Similarly, he said Delta is finalizing a deal to buy a 49 percent stake in Aeromexico. "That should close by the end of this year. We're going to create a joint venture, so I think you are going to see more traffic go through" Salt Lake City to Latin America.

He said other partnerships could also help expand service to Mexico and Canada. Bastian said present service from Salt Lake City to Europe — in London, Amsterdam and Paris — could also expand over time, but probably not immediately.

"We just launched London and Amsterdam within the last year, so we need to get those markets matured," he said. "The first year is always a build year. Depending on how those markets mature, there could be additional opportunities for expansion."

He expects additional growth to domestic locations from Salt Lake City. "We're going to be launching [nonstop flights to] Miami in December. We just started Raleigh-Durham," and he adds he sees more opportunities coming.

Bastian said Delta also has been replacing small regional planes with "mainstream" larger planes, and more of that will be seen with a new 110-seat plane to be introduced here soon — which he says should enhance customer experience.

At Delta's main hub in Atlanta, the airline recently worked with the Transportation Security Administration to introduce some innovations to speed security lines — and Bastian expects them to land in Salt Lake City soon.

Instead of single-file lines where people grab plastic tubs to put shoes and electronics for scanning, new table designs allow five people at a time to load items for scanning.

"It will eliminate one of the bottlenecks and facilitate speed," Bastian said, adding it has worked well in Atlanta.
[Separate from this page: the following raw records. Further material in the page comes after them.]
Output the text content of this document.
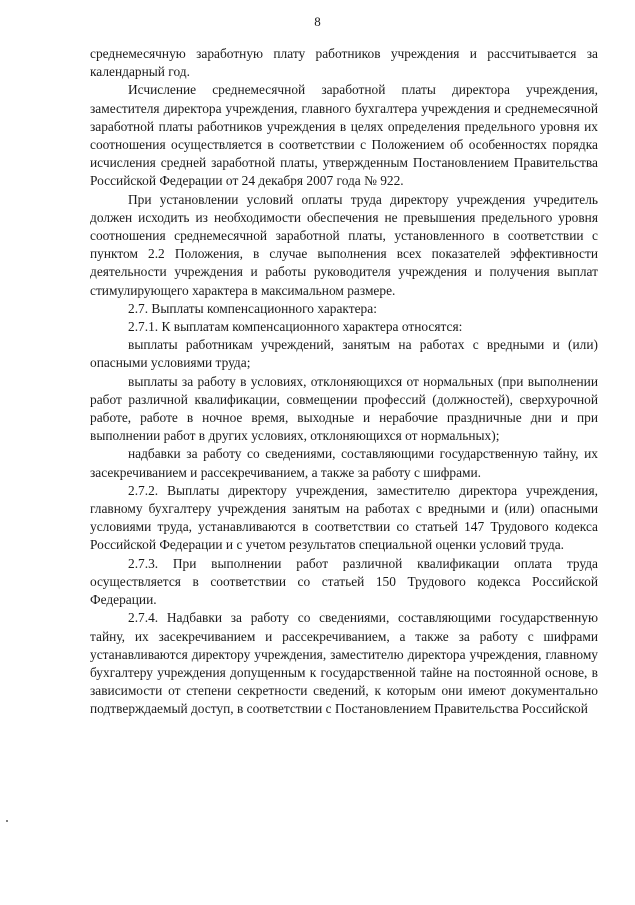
8

среднемесячную заработную плату работников учреждения и рассчитывается за календарный год.

Исчисление среднемесячной заработной платы директора учреждения, заместителя директора учреждения, главного бухгалтера учреждения и среднемесячной заработной платы работников учреждения в целях определения предельного уровня их соотношения осуществляется в соответствии с Положением об особенностях порядка исчисления средней заработной платы, утвержденным Постановлением Правительства Российской Федерации от 24 декабря 2007 года № 922.

При установлении условий оплаты труда директору учреждения учредитель должен исходить из необходимости обеспечения не превышения предельного уровня соотношения среднемесячной заработной платы, установленного в соответствии с пунктом 2.2 Положения, в случае выполнения всех показателей эффективности деятельности учреждения и работы руководителя учреждения и получения выплат стимулирующего характера в максимальном размере.

2.7. Выплаты компенсационного характера:

2.7.1. К выплатам компенсационного характера относятся:

выплаты работникам учреждений, занятым на работах с вредными и (или) опасными условиями труда;

выплаты за работу в условиях, отклоняющихся от нормальных (при выполнении работ различной квалификации, совмещении профессий (должностей), сверхурочной работе, работе в ночное время, выходные и нерабочие праздничные дни и при выполнении работ в других условиях, отклоняющихся от нормальных);

надбавки за работу со сведениями, составляющими государственную тайну, их засекречиванием и рассекречиванием, а также за работу с шифрами.

2.7.2. Выплаты директору учреждения, заместителю директора учреждения, главному бухгалтеру учреждения занятым на работах с вредными и (или) опасными условиями труда, устанавливаются в соответствии со статьей 147 Трудового кодекса Российской Федерации и с учетом результатов специальной оценки условий труда.

2.7.3. При выполнении работ различной квалификации оплата труда осуществляется в соответствии со статьей 150 Трудового кодекса Российской Федерации.

2.7.4. Надбавки за работу со сведениями, составляющими государственную тайну, их засекречиванием и рассекречиванием, а также за работу с шифрами устанавливаются директору учреждения, заместителю директора учреждения, главному бухгалтеру учреждения допущенным к государственной тайне на постоянной основе, в зависимости от степени секретности сведений, к которым они имеют документально подтверждаемый доступ, в соответствии с Постановлением Правительства Российской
He said when it will come to Delta's terminal in Salt Lake City depends on when the manufacturer is able to produce needed equipment.
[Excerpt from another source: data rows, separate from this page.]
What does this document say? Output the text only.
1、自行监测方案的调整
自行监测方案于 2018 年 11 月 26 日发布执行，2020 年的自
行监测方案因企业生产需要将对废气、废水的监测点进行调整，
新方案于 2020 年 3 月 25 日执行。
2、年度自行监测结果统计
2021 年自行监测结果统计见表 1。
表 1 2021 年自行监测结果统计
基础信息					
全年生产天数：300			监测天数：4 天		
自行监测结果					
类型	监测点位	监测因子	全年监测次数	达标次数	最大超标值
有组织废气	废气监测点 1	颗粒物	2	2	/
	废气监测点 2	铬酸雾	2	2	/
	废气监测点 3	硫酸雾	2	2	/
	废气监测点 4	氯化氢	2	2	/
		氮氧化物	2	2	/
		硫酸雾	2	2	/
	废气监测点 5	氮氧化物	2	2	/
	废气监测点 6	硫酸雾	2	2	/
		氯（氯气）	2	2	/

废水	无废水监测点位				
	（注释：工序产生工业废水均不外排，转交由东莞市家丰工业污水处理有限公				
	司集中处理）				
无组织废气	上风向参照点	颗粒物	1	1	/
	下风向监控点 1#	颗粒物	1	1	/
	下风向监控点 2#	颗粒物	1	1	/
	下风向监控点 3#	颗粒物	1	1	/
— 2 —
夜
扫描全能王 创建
Delta has implemented other recent innovations to help cut costs or improve performance, including buying its own refinery near Pennsylvania to cut the cost of jet fuel (he says the refinery made $300 million last year), and putting e-chips on all luggage to better track it.

The chips allow passengers to track on smartphone apps exactly where their luggage is. Readers also will stop conveyor belts to airplanes if luggage to another destination accidentally is being loaded.
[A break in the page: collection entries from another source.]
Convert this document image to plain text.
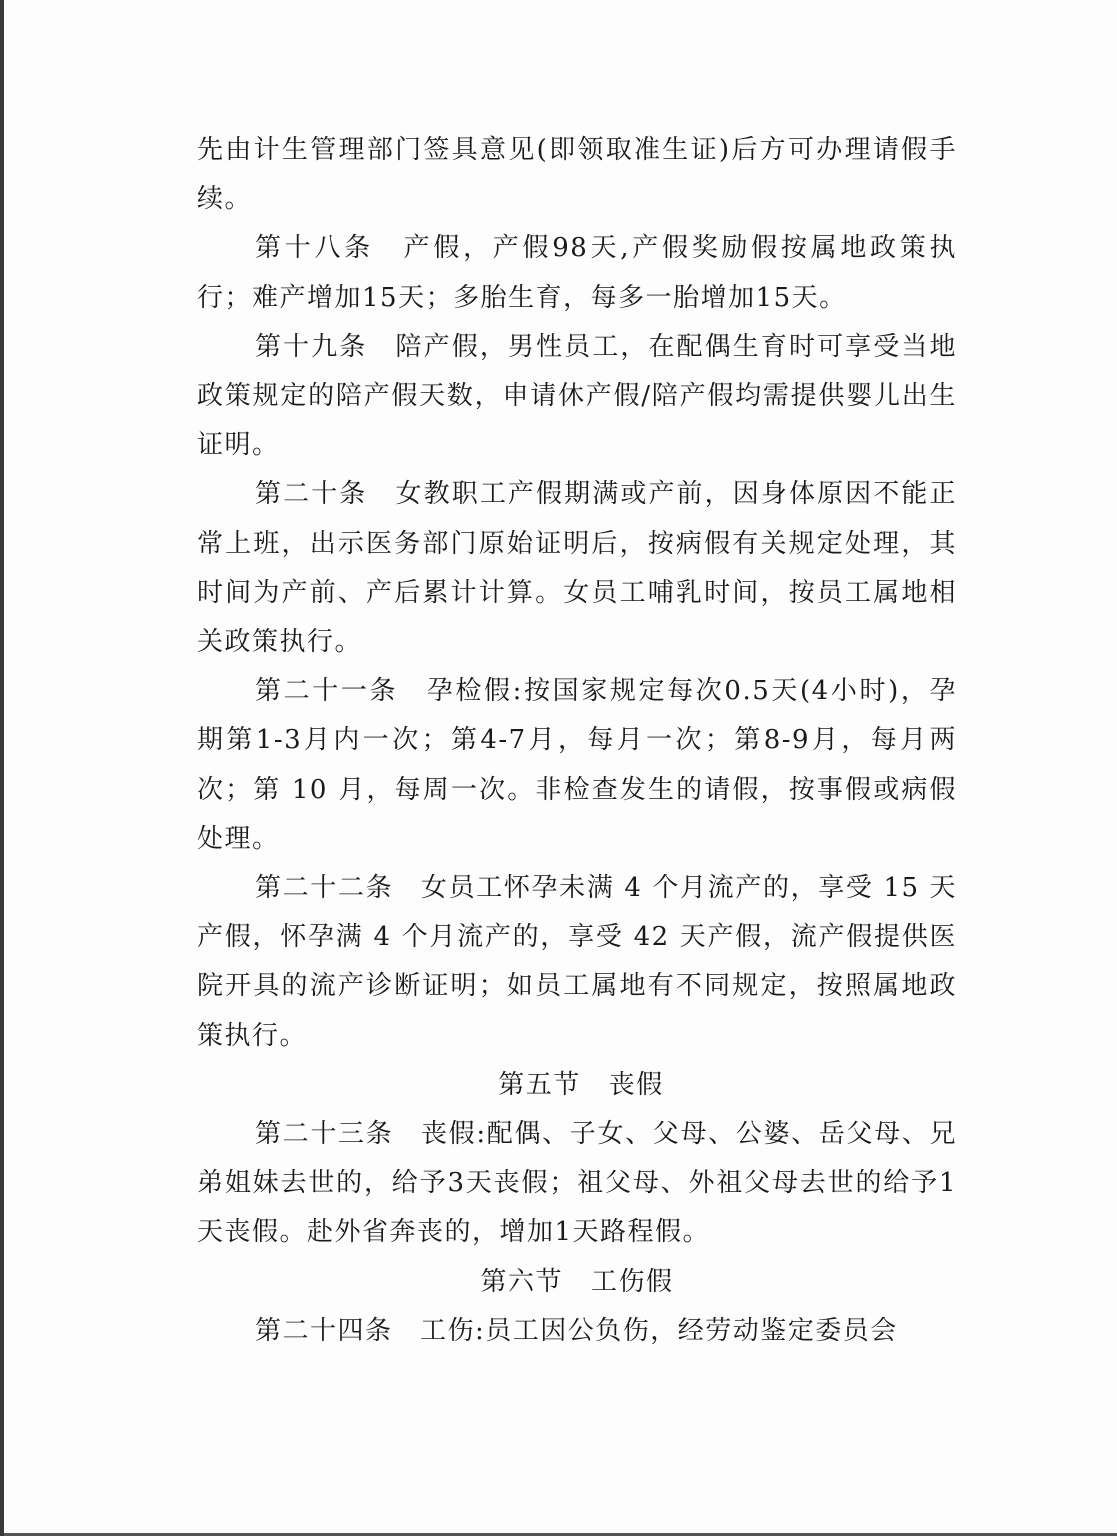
先由计生管理部门签具意见(即领取准生证)后方可办理请假手续。

第十八条　产假，产假98天,产假奖励假按属地政策执行；难产增加15天；多胎生育，每多一胎增加15天。

第十九条　陪产假，男性员工，在配偶生育时可享受当地政策规定的陪产假天数，申请休产假/陪产假均需提供婴儿出生证明。

第二十条　女教职工产假期满或产前，因身体原因不能正常上班，出示医务部门原始证明后，按病假有关规定处理，其时间为产前、产后累计计算。女员工哺乳时间，按员工属地相关政策执行。

第二十一条　孕检假:按国家规定每次0.5天(4小时)，孕期第1-3月内一次；第4-7月，每月一次；第8-9月，每月两次；第 10 月，每周一次。非检查发生的请假，按事假或病假处理。

第二十二条　女员工怀孕未满 4 个月流产的，享受 15 天产假，怀孕满 4 个月流产的，享受 42 天产假，流产假提供医院开具的流产诊断证明；如员工属地有不同规定，按照属地政策执行。

第五节 丧假

第二十三条　丧假:配偶、子女、父母、公婆、岳父母、兄弟姐妹去世的，给予3天丧假；祖父母、外祖父母去世的给予1天丧假。赴外省奔丧的，增加1天路程假。

第六节 工伤假

第二十四条　工伤:员工因公负伤，经劳动鉴定委员会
Bastian said he aims to help Delta employees realize they are the reason for its success far more than any innovations or tools.

"In our business, all of the airlines have many of the same tools," he said. "The only competitive advantage that Delta has is its culture and its people."

He said he once quit Delta in 2004 when he felt the airline forgot that.

"It was a very different airline. It was not delivering the quality of product of service and reliability that we ought to and are capable of. It was in a vicious cycle of job loss and pay cuts, and morale was suffering and customer satisfaction was declining" as it essentially tried to become a low-cost carrier.

He added, "We were letting the Southwests, the JetBlues and Airtrans define who we were rather than playing offense and have them compete with us. We were trying to dumb down our experience. I was certain that would not be a happy ending." So he left.

Six months later, a new Delta CEO rehired him to help restructure the airline. "We can define the market on our terms rather than someone else doing it for us, and we can create a global opportunity for our people to expand to."

He said the philosophy has worked, and helped Delta expand and make big profits again — including paying out $1.5 billion in profit sharing to employees last year, 15 percent of its profits.

"This really is a people business," he said. "Where airlines historically have gotten into trouble is where they forget the people part of the equation."